Chachra is not without hope, however. Just as we have made infrastructure, we can also change it. But after her talk, I mostly see a dark picture of a world in which infrastructure is built at the cost of the environment and paid for with energy.

Chachra, a Canadian-educated engineer (she shows her iron ring as proof) who now teaches at Olin College, is thanked for her presentation by Bentley Systems, the leading infrastructure software company, one that certainly stands to benefit from its customer’s success in building infrastructure.

“You’ve given us a lot to think about,” says the Bentley host, who either did not see the same dark picture or was using code for “We’re never inviting you back.”

At a Q&A with Bentley executives, I couldn’t help but ask if they, too, saw the same dark picture. After all, it was their software being used to design and build the infrastructure that Chachra had vilified.

It was a foolish question – and one easily deflected. One day, I hope to understand how journalism works.

“We’re not creating the infrastructure; our customers are,” was the reply.

He had a point.

An Enabling Technology

Bentley Systems is not creating the infrastructure, but they are certainly enabling it. The mega projects being feted at Year in Infrastructure, the dams, bridges, roads, railroads, water treatment, and electric power stations… are built with steel and concrete on land that once had plants and animals. Their extraction, sheer volume, manufacture, and transportation use vast amounts of energy. They lay bare the Earth’s surface (strip mining), replace nature with the built environment, etc. Who should bear responsibility?

Not us, say the media in attendance.  We just report on it.

Not us, say the software companies. It’s our customers.

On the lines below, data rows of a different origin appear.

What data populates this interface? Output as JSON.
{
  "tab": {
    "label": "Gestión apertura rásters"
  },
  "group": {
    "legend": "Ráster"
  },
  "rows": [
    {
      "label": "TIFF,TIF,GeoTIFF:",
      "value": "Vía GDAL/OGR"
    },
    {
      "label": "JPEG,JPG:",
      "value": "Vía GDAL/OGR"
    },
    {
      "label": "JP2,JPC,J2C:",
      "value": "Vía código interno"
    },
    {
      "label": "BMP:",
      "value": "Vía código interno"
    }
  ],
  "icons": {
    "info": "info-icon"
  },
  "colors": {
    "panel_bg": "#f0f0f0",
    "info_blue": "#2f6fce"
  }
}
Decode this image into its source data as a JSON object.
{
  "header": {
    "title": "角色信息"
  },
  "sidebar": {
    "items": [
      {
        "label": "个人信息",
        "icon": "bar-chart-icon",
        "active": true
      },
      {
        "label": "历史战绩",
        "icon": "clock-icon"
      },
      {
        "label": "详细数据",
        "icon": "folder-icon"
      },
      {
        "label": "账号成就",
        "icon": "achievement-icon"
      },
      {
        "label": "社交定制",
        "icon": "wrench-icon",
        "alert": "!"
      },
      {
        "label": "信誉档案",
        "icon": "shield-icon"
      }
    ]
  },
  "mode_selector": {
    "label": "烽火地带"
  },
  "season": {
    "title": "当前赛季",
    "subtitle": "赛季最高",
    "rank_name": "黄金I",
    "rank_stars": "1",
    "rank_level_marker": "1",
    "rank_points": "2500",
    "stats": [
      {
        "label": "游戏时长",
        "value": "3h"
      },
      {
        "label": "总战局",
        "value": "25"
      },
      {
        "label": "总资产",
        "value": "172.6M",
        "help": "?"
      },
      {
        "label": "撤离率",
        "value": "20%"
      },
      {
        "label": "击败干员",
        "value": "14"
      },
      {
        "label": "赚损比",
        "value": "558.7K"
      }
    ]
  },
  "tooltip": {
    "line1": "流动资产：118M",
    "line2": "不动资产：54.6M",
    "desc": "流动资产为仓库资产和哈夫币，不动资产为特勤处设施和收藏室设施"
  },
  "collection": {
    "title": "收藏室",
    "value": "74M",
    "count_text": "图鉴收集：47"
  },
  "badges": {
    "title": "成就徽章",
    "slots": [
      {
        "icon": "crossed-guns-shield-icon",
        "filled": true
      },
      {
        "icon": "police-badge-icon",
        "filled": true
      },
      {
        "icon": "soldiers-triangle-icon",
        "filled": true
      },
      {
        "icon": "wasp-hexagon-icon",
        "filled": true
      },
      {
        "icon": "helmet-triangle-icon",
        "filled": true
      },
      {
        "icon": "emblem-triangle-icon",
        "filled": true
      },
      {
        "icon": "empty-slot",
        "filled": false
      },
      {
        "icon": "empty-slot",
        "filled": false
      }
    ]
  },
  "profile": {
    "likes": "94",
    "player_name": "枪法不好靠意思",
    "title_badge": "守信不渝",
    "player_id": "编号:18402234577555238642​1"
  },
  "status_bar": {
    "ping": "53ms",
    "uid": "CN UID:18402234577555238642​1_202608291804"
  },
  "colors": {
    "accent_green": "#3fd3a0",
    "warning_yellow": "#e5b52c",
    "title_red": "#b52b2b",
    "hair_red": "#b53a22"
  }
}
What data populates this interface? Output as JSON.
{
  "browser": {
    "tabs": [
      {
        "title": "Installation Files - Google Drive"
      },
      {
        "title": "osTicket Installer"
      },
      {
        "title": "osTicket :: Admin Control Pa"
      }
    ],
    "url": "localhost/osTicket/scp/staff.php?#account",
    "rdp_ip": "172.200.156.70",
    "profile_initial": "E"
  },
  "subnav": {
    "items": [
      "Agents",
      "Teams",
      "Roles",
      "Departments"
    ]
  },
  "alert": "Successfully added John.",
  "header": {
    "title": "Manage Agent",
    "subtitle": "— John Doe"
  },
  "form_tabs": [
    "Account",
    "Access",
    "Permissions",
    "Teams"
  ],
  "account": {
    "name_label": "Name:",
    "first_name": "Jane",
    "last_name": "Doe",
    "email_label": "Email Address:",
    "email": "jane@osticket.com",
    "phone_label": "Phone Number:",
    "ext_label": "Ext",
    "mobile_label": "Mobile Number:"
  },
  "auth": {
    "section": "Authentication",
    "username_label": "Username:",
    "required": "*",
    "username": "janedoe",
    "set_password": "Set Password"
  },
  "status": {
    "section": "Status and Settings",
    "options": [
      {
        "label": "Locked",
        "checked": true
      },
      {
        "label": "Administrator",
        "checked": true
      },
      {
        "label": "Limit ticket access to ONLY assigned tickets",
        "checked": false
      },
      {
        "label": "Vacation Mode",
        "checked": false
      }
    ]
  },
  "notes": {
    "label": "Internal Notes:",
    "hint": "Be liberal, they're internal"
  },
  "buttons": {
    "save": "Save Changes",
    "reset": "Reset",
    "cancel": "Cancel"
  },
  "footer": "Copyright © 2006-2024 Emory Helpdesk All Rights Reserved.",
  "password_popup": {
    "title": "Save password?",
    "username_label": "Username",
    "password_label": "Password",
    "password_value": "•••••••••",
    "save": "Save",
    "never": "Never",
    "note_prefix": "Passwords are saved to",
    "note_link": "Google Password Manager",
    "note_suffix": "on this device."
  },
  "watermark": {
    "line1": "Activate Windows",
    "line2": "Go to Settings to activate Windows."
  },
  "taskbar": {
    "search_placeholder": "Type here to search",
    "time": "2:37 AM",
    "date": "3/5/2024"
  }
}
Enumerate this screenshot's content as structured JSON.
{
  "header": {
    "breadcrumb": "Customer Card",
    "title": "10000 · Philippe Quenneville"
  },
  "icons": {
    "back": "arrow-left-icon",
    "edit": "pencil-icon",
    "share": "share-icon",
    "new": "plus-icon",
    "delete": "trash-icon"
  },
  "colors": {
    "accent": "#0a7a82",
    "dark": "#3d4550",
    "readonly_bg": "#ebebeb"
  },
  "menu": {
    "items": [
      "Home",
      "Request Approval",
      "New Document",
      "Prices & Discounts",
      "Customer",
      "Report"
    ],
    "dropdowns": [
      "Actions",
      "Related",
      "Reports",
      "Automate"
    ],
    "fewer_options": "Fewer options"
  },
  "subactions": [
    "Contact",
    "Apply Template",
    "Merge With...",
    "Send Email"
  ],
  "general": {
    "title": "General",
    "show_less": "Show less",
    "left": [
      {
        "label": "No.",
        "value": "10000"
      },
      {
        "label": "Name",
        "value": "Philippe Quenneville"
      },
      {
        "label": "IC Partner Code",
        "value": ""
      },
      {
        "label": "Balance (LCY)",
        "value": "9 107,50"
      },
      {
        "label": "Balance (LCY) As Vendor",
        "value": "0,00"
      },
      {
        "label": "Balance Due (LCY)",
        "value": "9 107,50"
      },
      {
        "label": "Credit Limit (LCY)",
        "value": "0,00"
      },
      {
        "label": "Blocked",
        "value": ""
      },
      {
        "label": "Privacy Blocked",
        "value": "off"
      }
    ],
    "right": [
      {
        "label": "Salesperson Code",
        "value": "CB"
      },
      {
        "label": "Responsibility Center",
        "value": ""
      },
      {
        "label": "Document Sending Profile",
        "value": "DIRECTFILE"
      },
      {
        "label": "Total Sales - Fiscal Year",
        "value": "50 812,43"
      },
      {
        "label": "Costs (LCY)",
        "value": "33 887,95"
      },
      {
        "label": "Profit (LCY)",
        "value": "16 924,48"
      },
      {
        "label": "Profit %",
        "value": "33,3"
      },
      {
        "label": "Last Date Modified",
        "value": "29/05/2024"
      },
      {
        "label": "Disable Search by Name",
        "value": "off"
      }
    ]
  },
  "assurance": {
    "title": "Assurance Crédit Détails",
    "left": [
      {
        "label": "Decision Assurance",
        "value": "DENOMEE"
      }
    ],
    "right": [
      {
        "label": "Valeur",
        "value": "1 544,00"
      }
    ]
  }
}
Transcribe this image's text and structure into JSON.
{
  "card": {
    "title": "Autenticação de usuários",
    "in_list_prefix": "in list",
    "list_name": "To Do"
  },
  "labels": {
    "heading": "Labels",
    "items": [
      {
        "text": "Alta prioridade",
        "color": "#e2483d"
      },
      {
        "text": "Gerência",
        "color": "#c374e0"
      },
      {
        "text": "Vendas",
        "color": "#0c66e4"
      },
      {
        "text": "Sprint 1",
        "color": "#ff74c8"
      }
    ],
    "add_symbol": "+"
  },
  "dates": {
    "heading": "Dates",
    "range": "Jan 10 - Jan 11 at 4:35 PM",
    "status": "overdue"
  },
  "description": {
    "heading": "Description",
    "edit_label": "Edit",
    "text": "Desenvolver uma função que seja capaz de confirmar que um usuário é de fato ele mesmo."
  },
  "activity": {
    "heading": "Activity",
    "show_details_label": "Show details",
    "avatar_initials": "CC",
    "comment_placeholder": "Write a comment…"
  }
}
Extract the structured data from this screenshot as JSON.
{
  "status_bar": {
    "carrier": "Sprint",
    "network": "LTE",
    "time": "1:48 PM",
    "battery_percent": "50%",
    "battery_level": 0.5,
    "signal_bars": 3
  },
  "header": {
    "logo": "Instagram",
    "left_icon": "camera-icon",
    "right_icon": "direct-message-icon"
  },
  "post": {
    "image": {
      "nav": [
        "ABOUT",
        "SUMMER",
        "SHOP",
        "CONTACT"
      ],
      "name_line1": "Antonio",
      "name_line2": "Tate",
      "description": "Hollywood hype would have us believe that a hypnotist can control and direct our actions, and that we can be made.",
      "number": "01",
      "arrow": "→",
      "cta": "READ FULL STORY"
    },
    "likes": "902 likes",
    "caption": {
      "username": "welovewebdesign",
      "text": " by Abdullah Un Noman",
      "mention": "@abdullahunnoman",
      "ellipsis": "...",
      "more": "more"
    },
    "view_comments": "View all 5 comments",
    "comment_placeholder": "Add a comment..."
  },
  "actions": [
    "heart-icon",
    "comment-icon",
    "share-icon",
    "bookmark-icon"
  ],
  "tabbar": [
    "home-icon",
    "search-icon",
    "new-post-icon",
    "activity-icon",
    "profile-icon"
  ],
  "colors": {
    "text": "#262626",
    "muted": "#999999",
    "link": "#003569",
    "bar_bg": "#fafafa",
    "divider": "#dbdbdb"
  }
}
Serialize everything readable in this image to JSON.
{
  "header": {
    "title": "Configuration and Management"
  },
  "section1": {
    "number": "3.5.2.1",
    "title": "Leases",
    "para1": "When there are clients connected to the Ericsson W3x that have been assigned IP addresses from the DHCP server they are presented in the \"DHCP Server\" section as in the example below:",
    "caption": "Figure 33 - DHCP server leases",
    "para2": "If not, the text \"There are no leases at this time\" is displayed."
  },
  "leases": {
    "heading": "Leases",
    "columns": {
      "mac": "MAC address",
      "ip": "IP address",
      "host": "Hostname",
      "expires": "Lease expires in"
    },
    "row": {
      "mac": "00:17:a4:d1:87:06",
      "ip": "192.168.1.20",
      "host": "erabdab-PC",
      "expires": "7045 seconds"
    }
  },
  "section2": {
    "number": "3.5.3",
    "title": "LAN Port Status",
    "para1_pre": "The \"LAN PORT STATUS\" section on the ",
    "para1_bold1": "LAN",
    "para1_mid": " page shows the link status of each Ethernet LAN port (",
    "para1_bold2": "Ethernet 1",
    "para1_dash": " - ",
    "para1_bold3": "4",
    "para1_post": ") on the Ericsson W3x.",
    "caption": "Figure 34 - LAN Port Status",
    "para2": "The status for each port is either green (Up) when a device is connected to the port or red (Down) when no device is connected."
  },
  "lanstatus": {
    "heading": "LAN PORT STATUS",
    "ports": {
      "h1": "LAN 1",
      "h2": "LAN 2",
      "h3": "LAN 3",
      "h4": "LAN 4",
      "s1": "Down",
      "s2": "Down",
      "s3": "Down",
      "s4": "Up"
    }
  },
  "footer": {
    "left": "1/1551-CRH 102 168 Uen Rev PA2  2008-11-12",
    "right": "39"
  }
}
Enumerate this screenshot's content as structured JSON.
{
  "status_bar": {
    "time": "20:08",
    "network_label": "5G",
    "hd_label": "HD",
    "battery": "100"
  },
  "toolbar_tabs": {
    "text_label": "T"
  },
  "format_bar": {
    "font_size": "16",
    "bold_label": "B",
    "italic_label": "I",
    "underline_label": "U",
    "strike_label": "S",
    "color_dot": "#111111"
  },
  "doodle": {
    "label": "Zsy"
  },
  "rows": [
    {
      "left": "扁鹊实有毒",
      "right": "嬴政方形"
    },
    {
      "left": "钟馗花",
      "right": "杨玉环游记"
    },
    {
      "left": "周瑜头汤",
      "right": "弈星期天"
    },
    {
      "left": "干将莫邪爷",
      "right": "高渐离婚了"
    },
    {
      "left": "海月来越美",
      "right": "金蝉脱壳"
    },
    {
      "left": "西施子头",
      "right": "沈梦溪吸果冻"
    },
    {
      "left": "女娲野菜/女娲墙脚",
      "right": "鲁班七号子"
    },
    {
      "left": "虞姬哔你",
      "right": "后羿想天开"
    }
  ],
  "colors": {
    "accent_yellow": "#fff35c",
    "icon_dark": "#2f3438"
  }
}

To their credit, software companies are doing all they can to mitigate the ravaging effects their customers have had on the environment. Design, engineering and construction software vendors all promote LCA, circularity, and sustainability. They make an example of themselves, working in LEEDS Platinum buildings as sustainably as possible, all in the hopes that their customers will take notice and take it easy on the Earth. To which, building and constructions might say, “Thanks for the software. We’ ‘ll take it from here,” and go about their business with little respect for those who work in offices making code with keyboards while they have to make megaprojects from steel and concrete.